Title of the subproject:
Analysing the relationship between landscape and land-use parameters and High Nature Value farmland
Land-use strategies aimed at climate change mitigation or adaptation lead to changes in land use. Land-use change is currently one of most important drivers of biodiversity change. An increase in cultivation of biomass for energy production, for instance, could pose both substantial risks and prospects to biodiversity.
One the one hand, expanding agricultural biomass production may lead to a loss of biodiversity due to an intensification of land use, short crop rotations, reduction in crop diversity and the loss of linear landscape features (e.g. hedgerows, field margins). On the other hand, synergistic effects between climate change mitigation and the conservation of biodiversity may arise as a result of expanding agricultural biomass production, e. g. due to the reduced input of herbicides, diverse crop rotations and the increase in landscape diversity by introducing perennial crops into homogeneous landscapes.
In order to investigate the impact of various land-use strategies on biodiversity, we assess the relationship between landscape and land-use parameters and the percentage cover of species-rich farmland and landscape elements in Germany.
Thünen Institute of Biodiversity
The work package "Biodiversity" aims at analysing the relationship between agricultural and environmental parameters and the percentage cover of species-rich farmland and landscape elements in Germany. The modelled distribution of species-rich farmland and landscape elements facilitates the identification of priority areas for conservation actions and contributes to the evaluation of potential trade-offs between climate-optimized land-use strategies and the conservation of biodiversity in agricultural landscapes.

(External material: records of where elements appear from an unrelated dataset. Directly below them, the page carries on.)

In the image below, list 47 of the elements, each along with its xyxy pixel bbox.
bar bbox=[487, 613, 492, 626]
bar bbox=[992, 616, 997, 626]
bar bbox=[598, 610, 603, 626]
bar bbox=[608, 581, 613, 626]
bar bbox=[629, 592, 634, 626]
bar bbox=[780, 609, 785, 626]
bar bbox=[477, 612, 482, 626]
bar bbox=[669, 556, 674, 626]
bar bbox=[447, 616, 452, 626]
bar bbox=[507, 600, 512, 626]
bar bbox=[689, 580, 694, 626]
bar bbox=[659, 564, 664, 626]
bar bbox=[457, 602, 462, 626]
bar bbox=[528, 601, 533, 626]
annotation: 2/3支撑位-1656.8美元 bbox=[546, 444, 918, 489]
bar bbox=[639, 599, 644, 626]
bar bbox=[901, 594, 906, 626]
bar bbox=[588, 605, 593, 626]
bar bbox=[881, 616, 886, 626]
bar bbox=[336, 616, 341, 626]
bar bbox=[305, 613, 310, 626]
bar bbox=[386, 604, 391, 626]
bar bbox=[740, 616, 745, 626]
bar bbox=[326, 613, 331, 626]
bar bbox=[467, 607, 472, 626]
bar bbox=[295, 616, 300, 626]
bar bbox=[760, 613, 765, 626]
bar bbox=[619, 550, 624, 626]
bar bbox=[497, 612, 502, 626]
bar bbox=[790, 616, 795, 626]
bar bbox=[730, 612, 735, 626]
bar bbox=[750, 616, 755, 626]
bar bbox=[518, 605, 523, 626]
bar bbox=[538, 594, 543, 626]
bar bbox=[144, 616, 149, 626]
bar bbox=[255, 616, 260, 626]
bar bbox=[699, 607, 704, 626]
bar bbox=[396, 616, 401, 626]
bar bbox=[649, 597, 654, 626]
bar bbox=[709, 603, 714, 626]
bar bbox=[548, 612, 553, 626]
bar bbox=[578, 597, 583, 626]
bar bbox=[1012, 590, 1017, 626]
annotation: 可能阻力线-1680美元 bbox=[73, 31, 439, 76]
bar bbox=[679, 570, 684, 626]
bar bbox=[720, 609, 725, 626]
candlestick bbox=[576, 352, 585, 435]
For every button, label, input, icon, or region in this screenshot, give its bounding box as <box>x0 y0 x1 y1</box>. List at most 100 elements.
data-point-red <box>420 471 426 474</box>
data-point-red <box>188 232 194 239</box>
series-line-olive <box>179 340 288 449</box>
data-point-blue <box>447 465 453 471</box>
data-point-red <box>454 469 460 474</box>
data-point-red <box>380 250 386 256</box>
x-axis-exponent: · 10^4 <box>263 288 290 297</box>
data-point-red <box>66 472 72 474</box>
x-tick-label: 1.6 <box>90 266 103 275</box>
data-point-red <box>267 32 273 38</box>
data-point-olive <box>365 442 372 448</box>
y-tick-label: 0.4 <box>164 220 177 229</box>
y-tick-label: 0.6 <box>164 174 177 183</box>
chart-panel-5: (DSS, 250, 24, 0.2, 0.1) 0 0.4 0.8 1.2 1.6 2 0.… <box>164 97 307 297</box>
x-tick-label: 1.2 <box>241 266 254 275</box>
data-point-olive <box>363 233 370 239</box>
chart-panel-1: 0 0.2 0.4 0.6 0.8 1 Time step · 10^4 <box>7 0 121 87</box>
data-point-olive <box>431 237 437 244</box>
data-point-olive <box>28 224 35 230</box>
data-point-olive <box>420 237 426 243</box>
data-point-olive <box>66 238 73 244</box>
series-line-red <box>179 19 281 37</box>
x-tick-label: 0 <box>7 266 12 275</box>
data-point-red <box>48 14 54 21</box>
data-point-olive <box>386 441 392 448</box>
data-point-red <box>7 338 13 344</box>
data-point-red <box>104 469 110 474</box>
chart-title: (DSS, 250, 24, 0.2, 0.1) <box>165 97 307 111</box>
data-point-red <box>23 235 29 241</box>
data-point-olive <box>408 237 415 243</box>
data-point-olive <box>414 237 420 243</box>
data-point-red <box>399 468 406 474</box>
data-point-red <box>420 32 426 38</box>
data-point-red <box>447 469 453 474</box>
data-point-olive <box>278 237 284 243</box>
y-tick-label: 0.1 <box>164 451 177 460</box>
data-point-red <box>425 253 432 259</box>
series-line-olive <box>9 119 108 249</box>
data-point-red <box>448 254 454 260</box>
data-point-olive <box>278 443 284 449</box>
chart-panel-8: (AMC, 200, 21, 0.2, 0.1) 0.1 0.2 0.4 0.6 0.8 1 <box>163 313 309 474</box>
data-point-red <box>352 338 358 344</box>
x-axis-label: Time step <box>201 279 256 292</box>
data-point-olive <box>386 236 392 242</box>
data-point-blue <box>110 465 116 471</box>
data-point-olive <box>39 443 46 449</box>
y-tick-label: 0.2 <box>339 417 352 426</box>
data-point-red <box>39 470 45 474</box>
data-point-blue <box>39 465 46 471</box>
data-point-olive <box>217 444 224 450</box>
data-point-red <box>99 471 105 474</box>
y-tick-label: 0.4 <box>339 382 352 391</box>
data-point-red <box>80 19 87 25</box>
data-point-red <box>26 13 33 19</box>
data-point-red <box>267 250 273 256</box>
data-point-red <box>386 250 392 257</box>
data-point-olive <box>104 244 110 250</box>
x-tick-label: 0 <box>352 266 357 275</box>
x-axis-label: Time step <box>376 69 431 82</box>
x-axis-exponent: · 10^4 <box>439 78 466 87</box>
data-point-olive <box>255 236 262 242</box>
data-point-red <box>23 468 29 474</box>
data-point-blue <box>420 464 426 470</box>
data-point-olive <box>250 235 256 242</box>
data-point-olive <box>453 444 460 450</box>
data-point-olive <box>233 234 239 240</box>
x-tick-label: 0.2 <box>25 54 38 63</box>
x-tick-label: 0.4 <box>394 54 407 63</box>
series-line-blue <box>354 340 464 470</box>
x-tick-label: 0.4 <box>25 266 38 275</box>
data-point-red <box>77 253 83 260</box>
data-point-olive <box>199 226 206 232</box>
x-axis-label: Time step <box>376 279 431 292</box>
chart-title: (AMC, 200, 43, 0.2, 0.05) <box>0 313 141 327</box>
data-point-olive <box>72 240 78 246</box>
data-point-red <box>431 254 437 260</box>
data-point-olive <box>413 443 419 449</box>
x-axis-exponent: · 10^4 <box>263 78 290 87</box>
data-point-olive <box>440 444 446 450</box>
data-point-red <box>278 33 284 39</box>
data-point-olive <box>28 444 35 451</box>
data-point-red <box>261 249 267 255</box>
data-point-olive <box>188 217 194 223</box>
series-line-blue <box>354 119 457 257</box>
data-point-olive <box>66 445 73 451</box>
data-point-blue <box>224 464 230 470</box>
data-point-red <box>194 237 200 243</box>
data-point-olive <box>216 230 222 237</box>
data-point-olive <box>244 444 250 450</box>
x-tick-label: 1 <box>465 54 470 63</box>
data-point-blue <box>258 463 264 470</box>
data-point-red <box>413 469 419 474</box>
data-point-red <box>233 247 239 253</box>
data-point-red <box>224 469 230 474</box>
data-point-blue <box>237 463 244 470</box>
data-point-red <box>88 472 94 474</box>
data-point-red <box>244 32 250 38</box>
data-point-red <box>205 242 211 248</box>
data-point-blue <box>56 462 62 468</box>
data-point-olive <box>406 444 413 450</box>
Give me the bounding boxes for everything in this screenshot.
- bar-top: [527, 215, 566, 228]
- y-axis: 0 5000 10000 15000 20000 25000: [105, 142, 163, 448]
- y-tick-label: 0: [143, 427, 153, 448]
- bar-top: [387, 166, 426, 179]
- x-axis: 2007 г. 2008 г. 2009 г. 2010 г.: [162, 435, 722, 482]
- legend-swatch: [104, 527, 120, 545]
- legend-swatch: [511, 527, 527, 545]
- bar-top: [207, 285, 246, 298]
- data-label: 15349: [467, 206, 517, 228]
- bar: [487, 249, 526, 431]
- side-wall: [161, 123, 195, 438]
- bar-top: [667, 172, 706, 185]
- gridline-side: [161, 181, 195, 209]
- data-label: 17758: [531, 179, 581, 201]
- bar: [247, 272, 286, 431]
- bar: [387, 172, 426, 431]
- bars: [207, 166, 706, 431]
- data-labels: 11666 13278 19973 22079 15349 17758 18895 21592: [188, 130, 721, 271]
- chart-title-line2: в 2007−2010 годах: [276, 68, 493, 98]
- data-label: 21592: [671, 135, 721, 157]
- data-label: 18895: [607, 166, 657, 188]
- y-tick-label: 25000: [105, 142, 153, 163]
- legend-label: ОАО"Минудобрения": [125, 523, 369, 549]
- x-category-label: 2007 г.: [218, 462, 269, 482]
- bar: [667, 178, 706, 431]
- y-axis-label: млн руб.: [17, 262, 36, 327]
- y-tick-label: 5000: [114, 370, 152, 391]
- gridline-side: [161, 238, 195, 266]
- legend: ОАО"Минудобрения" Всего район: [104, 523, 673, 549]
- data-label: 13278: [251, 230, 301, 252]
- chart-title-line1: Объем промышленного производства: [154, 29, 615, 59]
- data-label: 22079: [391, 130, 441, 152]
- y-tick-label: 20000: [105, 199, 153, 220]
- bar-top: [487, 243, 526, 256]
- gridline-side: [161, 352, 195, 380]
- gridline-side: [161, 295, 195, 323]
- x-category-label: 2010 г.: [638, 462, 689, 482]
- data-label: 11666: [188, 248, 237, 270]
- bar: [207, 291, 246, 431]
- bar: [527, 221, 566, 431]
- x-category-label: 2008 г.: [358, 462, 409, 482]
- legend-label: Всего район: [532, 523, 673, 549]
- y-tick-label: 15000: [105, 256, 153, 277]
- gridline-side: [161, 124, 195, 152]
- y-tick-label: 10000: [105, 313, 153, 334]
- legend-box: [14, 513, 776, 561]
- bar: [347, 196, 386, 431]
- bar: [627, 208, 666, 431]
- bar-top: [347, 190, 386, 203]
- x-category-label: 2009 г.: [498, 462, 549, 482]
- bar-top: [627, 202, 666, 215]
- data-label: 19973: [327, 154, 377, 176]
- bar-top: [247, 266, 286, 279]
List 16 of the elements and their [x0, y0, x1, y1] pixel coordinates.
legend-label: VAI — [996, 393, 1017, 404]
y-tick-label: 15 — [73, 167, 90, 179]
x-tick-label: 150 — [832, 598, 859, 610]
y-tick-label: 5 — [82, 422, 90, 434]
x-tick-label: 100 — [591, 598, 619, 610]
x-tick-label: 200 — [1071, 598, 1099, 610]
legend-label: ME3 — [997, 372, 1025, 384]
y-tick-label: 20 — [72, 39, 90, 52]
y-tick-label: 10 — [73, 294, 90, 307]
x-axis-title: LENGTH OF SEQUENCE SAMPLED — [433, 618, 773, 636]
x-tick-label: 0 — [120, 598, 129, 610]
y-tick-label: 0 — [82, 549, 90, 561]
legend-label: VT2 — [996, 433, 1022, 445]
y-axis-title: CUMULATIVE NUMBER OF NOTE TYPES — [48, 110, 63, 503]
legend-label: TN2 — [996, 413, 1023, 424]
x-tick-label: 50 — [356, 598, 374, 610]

Research approach and methods
We use fine-scale data from a biological field survey that covered 915 1-km2 sample plots and comprise the area covered by species-rich farmland (defined by a minimum number of indicator plant species) and landscape elements (defined as hedgerows, ditches and patches of woodland or scrub that meet predefined quality criteria), respectively. Our approach involves two steps. Firstly, we derived 40 variables that are related to climate, topography, landscape, soil, agriculture and human population in order to ascertain relationships and provide a preliminary understanding of the possible underlying factors that have led to the current distribution of species-rich farmland and landscape elements within the sample plots. Secondly, we used these models to predict the spatial distribution of species-rich farmland and landscape elements at a national scale with a spatial resolution of 1-km.
Co-working with other subprojects in CC-LandStraD:
The subproject "Biodiversity" works closely with the subproject "Agricultural economics" (TP 1.1). Moreover, there is collaboration with the subproject "Socioeconomic Assessment" (TP 3).
From our geo-referenced database of 40 predictor variables covering climate, topography, landscape, soil, agriculture and human population, the factor analysis extracted five significant factors explaining 53 % of the variation. The factors describe independent gradients in arable farming, topography, low-input grassland farming, landscape structure and intensive husbandry, respectively.
The factors that were most strongly associated with the percentage cover of species-rich farmland and landscape elements were those describing low-input grassland farming, landscape structure and intensive livestock farming. The modelled distribution maps for Germany show clusters of areas with high percentage cover of species-rich farmland in the Bavarian Alpine foothills, the Black Forest and the Swabian Alb in the South of Germany; the Eifel and the Westerwald in the West; the Thuringian Forest and the Röhn in the Centre and the Spreewald and the Mecklenburg Lake District in the East. The regions with high percentage cover of landscape elements were predominately located along riparian and coastal zones, such as East and North Frisia in the North-West, the Münsterland in the West and the Palatinate Forest and its Rhine plains in the South-West of Germany.
In a policy context, the generated maps could be used as a tool to inform and guide strategic planning in farmland biodiversity conservation actions to prevent further intensification and/or abandonment of agriculture in these particular regions.